Having experienced the racism that surrounded World War II on all sides of the conflict, Sensei welcomed a wide diversity of people to experience chanoyu.It was a demonstration of her understanding of another tea maxim: wa kei sei jaku, harmony, respect, purity and tranquility. “My dream is always to make people feel relaxed and happy,” Sensei said.

Practice of the ‘Broken Heart’
I will miss my Dear Teacher of course! But I believe that my practice, as nurtured since 1985 by Matsumoto Sensei, is truly a Way of life that is firmly imbedded in my soul.
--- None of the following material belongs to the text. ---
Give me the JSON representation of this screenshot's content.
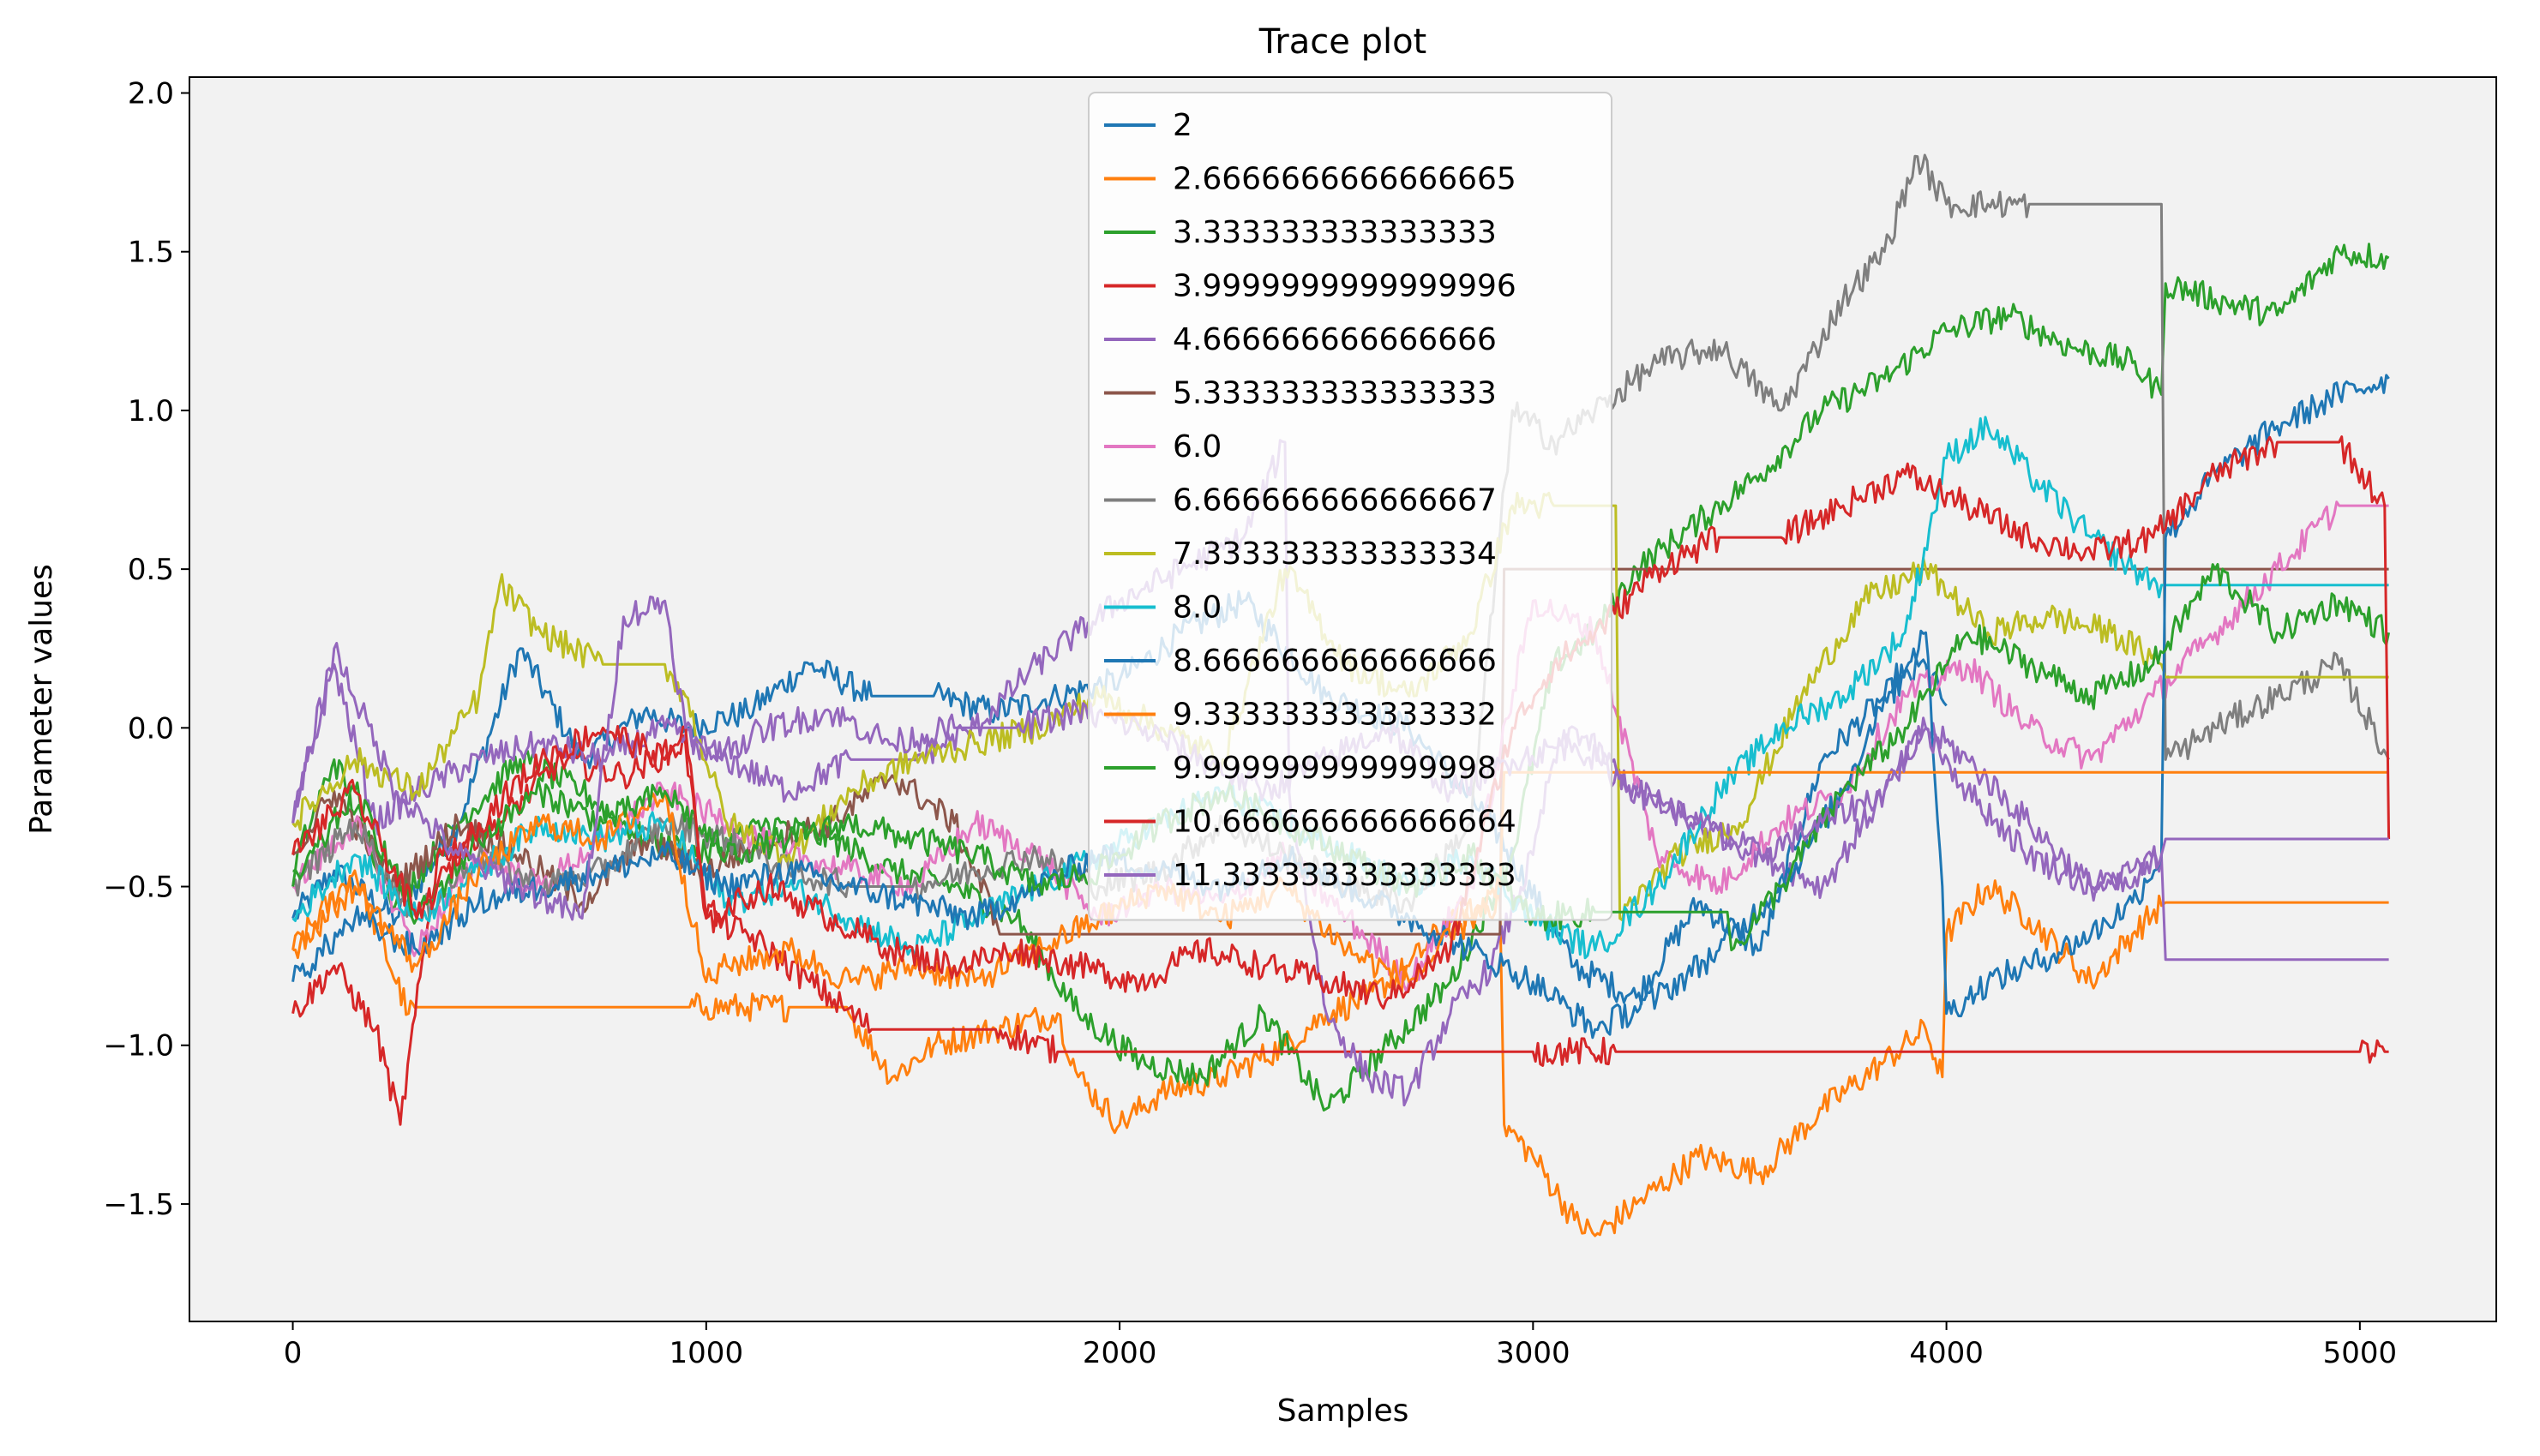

Like Zen poets, the Jewish sage Rabbi Nachman of Bratslav (1772-1810) suggested that we must practice, even with a “broken heart”. 



Wednesday, April 17, 2019

So What?!

Like much of the social-cultural practices encountered by me during my first of 30 years practicing chanoyu with a traditional master teacher, it was many years before I realized why so many of the tea folk in our shibu had similar first names, those beginning with So ... They were listed in the front of the directory, alpha by last name, followed by other folks, alpha by last name. Since it was one of many, many questions I might have asked of those who seemed more entrenched in the way, I gave it up as a priority.

When it appeared that a chamei, professional name indicating a level of accomplishment (or endurance), would be mine, one evening in okeiko, something like the following transpired:

Sensei: I wonder what you tea name gonna be.

Me: I’d love to be So Nu, Sensei.

Sensei: Iemoto will pick it.

Me: Sensei … is there any way that I can be So Nu (putting down chashakuscoop, holding hands like two juggling balls in the air just went up as two coming down, eyebrows in an ironic uplift). EEdish-go, sensei … So Nu?!

Sensei: So Chi, So Do …?

Me: It could mean that I’m still a baby after 30 years sitting seizaand still only a beginner … or would that be presumptuous, like Suzuku’s Beginner’s Mind. If only, Sensei …

Sensei: So I, like Do I Chi? (The way a Japanese person would say Deutsch, as in the land of Germany.)

Me: It’d be OK if it were So La … like Do, Rei, Me … Fa … Da … Da …Ti … Do!